To gain prestige on your path to becoming the king of monsters, you must damage the other monsters. This is achieved by using your Kaiju cards to throw other Kaiju, throw vehicles at Kaiju, or use your melee or ranged attacks against the Kaiju. These action sometimes require energy, hence the need to destroy (it's not just fun, it serves a purpose). Attacks have a certain value and the higher the value the more cards you draw from your opponent. The highest value card is yours to keep as a "trophy", or dominance points, and the rest are discarded. Simple enough right? Well, it gets more challenging here because there are defense cards that either block the attack completely or reduce the cards you can draw. Also if you only draw cards with a zero value, you don't get to keep them rendering the attack useless (remember that strategic look ability we mentioned before?). There are also chain attacks or special attacks that let you take multiple trophies, so you can definitely rack up a score quickly. To keep things interesting, every time you attack another Kaiju the king of monsters token changes hands, allowing you to start the round with an extra play card and if you end the game with it, an extra two dominate points. To add to uniqueness of play, each character has specific enhancement cards, some with passive benefits that help you gain energy or add defensive capability. There was a little confusion with the rules and activating these cards. We talked with Funko Games and they confirmed there is a one time activation cost for these before they then move to the enhancement track and remain passively in use unless you have to discard them to get the benefits. Once activated the cards leave your hand so they do not count against you hand maximum in the next refresh.

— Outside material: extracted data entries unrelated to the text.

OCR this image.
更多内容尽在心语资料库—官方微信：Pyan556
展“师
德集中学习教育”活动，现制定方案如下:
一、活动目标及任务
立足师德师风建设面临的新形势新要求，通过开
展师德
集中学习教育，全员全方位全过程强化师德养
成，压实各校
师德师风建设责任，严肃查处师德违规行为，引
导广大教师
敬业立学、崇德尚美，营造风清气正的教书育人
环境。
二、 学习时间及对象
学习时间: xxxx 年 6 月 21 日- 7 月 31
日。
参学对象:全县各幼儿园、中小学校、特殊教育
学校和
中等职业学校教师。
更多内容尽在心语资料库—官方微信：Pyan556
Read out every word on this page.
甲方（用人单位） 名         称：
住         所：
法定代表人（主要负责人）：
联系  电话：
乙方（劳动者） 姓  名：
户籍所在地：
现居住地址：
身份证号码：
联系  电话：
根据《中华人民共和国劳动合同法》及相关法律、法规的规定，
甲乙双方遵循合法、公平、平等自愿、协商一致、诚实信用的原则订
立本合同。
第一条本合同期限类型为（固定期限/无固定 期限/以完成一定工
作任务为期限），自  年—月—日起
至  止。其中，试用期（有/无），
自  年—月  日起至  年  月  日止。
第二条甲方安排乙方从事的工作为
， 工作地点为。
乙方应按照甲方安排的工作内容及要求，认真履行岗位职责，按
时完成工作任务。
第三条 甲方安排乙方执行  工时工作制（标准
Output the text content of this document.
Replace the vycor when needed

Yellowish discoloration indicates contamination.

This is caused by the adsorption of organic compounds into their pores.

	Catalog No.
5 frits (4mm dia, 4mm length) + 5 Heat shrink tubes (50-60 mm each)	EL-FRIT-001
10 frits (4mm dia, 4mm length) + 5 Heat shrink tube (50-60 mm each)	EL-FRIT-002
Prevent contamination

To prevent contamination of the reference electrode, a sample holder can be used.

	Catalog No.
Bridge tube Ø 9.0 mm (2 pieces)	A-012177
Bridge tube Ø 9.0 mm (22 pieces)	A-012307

If this wasn't enough, there are events that come into play. You can chose two scenarios for each game involving jets, tanks, trains, battleships, lightning generators, or UFOs. These perform actions at the end of each round generally either advance toward the players, a along a certain path, or refresh their numbers. These obstacles either provide opportunities for players to get energy by destroying or target players and take their energy (except for you Mothra, we love you).

The game functions in a four-stage play for each round. Players choose to use their cards or pass until all players pass. The next round involves drawing and discarding action cards and activating any additional abilities or enhancements. Then the events come into play targeting players and resetting the additional in game obstacles. Finally, the next round starts with the oxygen destroyer moving (see we mentioned that earlier for a reason). Essentially the game ends when the oxygen destroyer gets to a pre-determined end state or when destruction forces the end state sooner. Basically, the more small buildings you destroy to get energy, the sooner the humans deploy the oxygen destroyer to kill the Kaiju. For example, if you are winning in dominance points you might want that to happen sooner, so get destructive!

Final Thoughts

This is not a game we expected to find but it is most definitely one we are glad we found. It plays just like a Godzilla movie and is simple enough to dive in with a quick, destructive game. We found the rules incredibly easy to understand and providing depth and challenge to the game. Prospero Hall again did some great world building and made this feel more like an experience than a board game, capturing a lot of the magic of the movies. The randomization of the board tiles and ability to change up game events creates great replay value. So assemble your friends for some destruction and dominance as you compete in your own quest to become the king of monsters!

Look for Godzilla: Tokyo Clash later this summer!